Entrevista:O Estado inteligente

quinta-feira, dezembro 14, 2006

Brasil, o país bonzinho


Editorial
O Estado de S. Paulo
14/12/2006

O governo brasileiro continua disposto a promover - e a bancar, em grande medida - o aumento da exportação das economias em desenvolvimento, assumindo responsabilidades que outros emergentes, como China e África do Sul, não desejam partilhar. O Itamaraty anunciou no fim de novembro um plano de isenção unilateral para produtos de 50 países pobres, incluído Bangladesh, um exportador de têxteis. Mas o Brasil está envolvido também numa negociação de concessões entre economias em desenvolvimento. Na segunda-feira, cerca de 40 governos concordaram em realizar, com base numa proposta brasileira, um esforço para concluir um acordo em 2007.
Países da Ásia serão os principais beneficiários, com ganhos de até US$ 8,8 bilhões. A América Latina poderá ter um aumento de até US$ 2,4 bilhões nas vendas, segundo cálculos de economistas da ONU.
China e África do Sul não aderiram a essas negociações, que poderão ser concluídas antes da Rodada Doha, da qual participam 150 países desenvolvidos e em desenvolvimento.
A Rodada Sul-Sul não pode compensar, obviamente, o fracasso ou mesmo um novo atraso da Rodada Doha, que envolve tanto os pequenos quanto os grandes mercados. Numa negociação restrita a cerca de 40 economias em desenvolvimento, o Brasil se converte num dos alvos mais visados pelos parceiros emergentes. Nessa negociação, o Brasil e os parceiros do Mercosul propõem um corte de 30% nas tarifas. A Malásia, agressiva no comércio, defende uma redução de 50%. A Índia, mais protecionista, propõe uma diminuição de apenas 15%.
Os ganhos do Brasil, num acordo como esse, tendem a ser modestos. O País, além disso, já assumirá riscos apreciáveis, se levar adiante a intenção de conceder benefícios unilaterais aos 50 parceiros mais pobres. Entre estes, alguns poderão transformar-se em plataformas comerciais para economias maiores, como a da China, que exerce uma influência crescente na África e noutras áreas pobres.
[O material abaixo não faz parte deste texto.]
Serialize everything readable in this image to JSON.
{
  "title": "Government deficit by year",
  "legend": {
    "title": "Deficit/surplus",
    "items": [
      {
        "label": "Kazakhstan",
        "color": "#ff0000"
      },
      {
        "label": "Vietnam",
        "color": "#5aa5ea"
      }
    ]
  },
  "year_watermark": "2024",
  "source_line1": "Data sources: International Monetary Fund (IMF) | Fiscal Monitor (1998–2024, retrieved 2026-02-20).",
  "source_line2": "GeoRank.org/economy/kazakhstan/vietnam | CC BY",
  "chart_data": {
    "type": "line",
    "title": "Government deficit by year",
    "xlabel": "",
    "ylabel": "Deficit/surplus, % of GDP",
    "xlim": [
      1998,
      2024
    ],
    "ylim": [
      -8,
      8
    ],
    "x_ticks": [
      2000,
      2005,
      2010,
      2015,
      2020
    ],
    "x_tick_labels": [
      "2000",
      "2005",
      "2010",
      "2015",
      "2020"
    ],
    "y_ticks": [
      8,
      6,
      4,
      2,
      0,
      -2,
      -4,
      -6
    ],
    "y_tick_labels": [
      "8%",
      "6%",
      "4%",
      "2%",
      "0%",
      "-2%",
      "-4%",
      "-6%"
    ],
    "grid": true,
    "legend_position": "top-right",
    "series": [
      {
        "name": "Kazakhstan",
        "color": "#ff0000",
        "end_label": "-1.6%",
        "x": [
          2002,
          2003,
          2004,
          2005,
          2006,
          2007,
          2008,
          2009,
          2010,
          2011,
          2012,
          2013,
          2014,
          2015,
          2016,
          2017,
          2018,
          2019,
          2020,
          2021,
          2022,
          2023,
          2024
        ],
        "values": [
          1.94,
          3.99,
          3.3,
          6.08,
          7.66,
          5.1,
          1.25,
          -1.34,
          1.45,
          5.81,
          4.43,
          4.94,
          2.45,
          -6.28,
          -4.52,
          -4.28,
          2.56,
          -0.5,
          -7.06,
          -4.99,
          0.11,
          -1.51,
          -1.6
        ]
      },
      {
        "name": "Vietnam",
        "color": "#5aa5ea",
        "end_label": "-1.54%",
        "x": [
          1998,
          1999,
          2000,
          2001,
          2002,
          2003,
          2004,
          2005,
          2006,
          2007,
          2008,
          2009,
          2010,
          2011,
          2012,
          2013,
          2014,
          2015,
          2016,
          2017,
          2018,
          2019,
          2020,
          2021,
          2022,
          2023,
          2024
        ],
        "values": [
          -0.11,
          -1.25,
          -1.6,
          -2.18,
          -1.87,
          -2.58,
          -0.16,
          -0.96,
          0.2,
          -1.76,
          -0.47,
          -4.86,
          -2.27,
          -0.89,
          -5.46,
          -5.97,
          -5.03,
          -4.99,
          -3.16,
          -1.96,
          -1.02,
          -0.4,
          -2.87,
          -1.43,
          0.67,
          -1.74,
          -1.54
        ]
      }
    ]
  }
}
Asiáticos serão os beneficiários principais de um acordo Sul-Sul

Enquanto se dispõe a conceder benefícios a parceiros em desenvolvimento, o Brasil tenta evitar a perda de vantagens comerciais no mundo rico. O Congresso americano acaba de votar, com modificações, a prorrogação do Sistema Geral de Preferências (SGP). Esse mecanismo, criado para facilitar o acesso aos mercados do mundo rico, envolve a concessão de vantagens unilaterais por economias desenvolvidas.
A manutenção dessas vantagens depende dos interesses políticos e econômicos desses países e é usada como instrumento de pressão para defesa, por exemplo, da propriedade intelectual. Com a renovação do SGP pelo Congresso americano, o Brasil continuará a desfrutar da maior parte das concessões, mas suas exportações de autopeças, no valor de US$ 250 milhões, poderão ser tributadas a partir de 1º de julho de 2007.
De modo geral, os esforços de empresários e diplomatas brasileiros para manutenção das preferências concedidas pelos Estados Unidos deram resultado. A perda de benefícios, que ainda vai depender de uma decisão do Executivo, poderá ficar limitada àqueles produtos. As vendas brasileiras favorecidas pelo SGP americano alcançaram US$ 3,8 bilhões anuais, segundo os últimos dados.
As negociações foram difíceis e a boa vontade americana teve um custo elevado no caso de um produto já sujeito a proteção: o Congresso dos Estados Unidos decidiu prorrogar até janeiro de 2009 o imposto de importação sobre o etanol.
Brasília vinha batalhando para abrir o mercado americano à exportação de álcool combustível.
Depois de anunciar a intenção de abrir o mercado nacional a produtos de 50 países pobres, o Itamaraty rejeitou o rótulo de "SGP brasileiro", alegando que o mecanismo será menos restritivo que aquele adotado pelo mundo rico. Em outras palavras: o sistema brasileiro será mais generoso - como será generosa, certamente, a participação brasileira na Rodada Sul-Sul. Enquanto o Mercosul se atola no protecionismo interno e no conflito entre Argentina e Uruguai - expressiva ilustração do fracasso da integração sul-americana -, o governo brasileiro mantém a ilusão de liderar uma grande articulação do mundo em desenvolvimento e se dispõe a pagar por isso.